Manually labeled tweets (Extremist / Non-extremist) were used to fine-tune a BERT model to produce robust content labels across the dataset.
02

Construct and train a GNN for link prediction.

Construct a social graph of users and labeled tweets and train a GNN to predict which user–tweet pairs are likely to form engagement links.
03

Evaluate model performance and robustness.

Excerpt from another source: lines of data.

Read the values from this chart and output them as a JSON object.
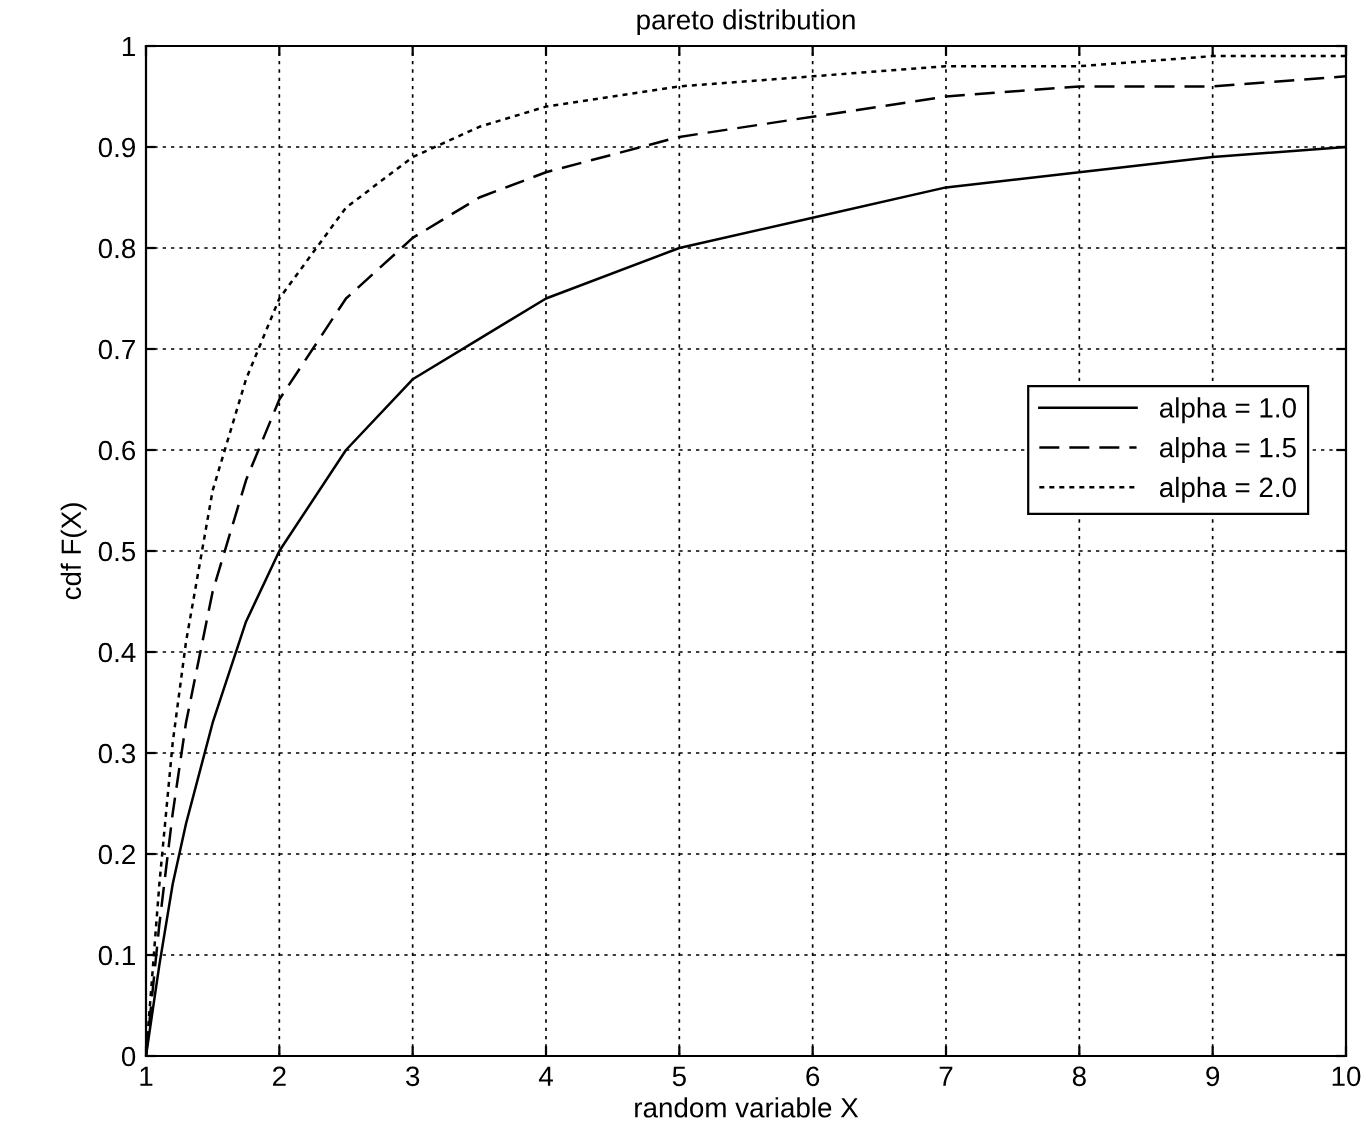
{
  "chart_data": {
    "type": "line",
    "title": "pareto distribution",
    "xlabel": "random variable X",
    "ylabel": "cdf F(X)",
    "x": [
      1,
      1.1,
      1.2,
      1.3,
      1.5,
      1.75,
      2,
      2.5,
      3,
      3.5,
      4,
      5,
      6,
      7,
      8,
      9,
      10
    ],
    "series": [
      {
        "name": "alpha = 1.0",
        "color": "#000000",
        "line_style": "solid",
        "values": [
          0,
          0.09,
          0.17,
          0.23,
          0.33,
          0.43,
          0.5,
          0.6,
          0.67,
          0.71,
          0.75,
          0.8,
          0.83,
          0.86,
          0.875,
          0.89,
          0.9
        ]
      },
      {
        "name": "alpha = 1.5",
        "color": "#000000",
        "line_style": "dashed",
        "values": [
          0,
          0.13,
          0.24,
          0.33,
          0.46,
          0.57,
          0.65,
          0.75,
          0.81,
          0.85,
          0.875,
          0.91,
          0.93,
          0.95,
          0.96,
          0.96,
          0.97
        ]
      },
      {
        "name": "alpha = 2.0",
        "color": "#000000",
        "line_style": "dotted",
        "values": [
          0,
          0.17,
          0.31,
          0.41,
          0.56,
          0.67,
          0.75,
          0.84,
          0.89,
          0.92,
          0.94,
          0.96,
          0.97,
          0.98,
          0.98,
          0.99,
          0.99
        ]
      }
    ],
    "xlim": [
      1,
      10
    ],
    "xticks": [
      1,
      2,
      3,
      4,
      5,
      6,
      7,
      8,
      9,
      10
    ],
    "ylim": [
      0,
      1
    ],
    "yticks": [
      0,
      0.1,
      0.2,
      0.3,
      0.4,
      0.5,
      0.6,
      0.7,
      0.8,
      0.9,
      1
    ],
    "grid": true,
    "legend": "center right"
  }
}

Measure performance with metrics and run ablation studies to compare GNN configurations.

Methodology

Data Collection

Collect data using RapidAPI APIs or scraping tools like Tweety
Data Preprocessing

Clean and preprocess the collected data to ensure quality and consistency.
BERT-GNN

Use the BERT model to output labels then feed them into the GNN for training and link prediction.
Evaluation & Deployment

Evaluate the model performance and deploy it for real-time analysis.

Results

	Accuracy	Precision	Recall	F1 Score	PR AUC
GCN	0.71	0.471	0.567	0.508	0.758
GraphSAGE	0.887	0.815	0.999	0.898	0.925

The GraphSAGE model achieved the highest overall performance, with an accuracy of 0.887, F1-score of 0.898, and PR-AUC of 0.925, indicating strong capability in correctly identifying both positive and negative links within the graph. Its recall score of 0.999 suggests that nearly all true positive links were successfully detected, though the slightly lower precision (0.815) indicates a modest number of false positives. This behavior implies that GraphSAGE effectively generalizes the contextual and relational features learned from the BERT HateXplain embeddings, capturing fine-grained semantic cues and user–tweet relationships within the network.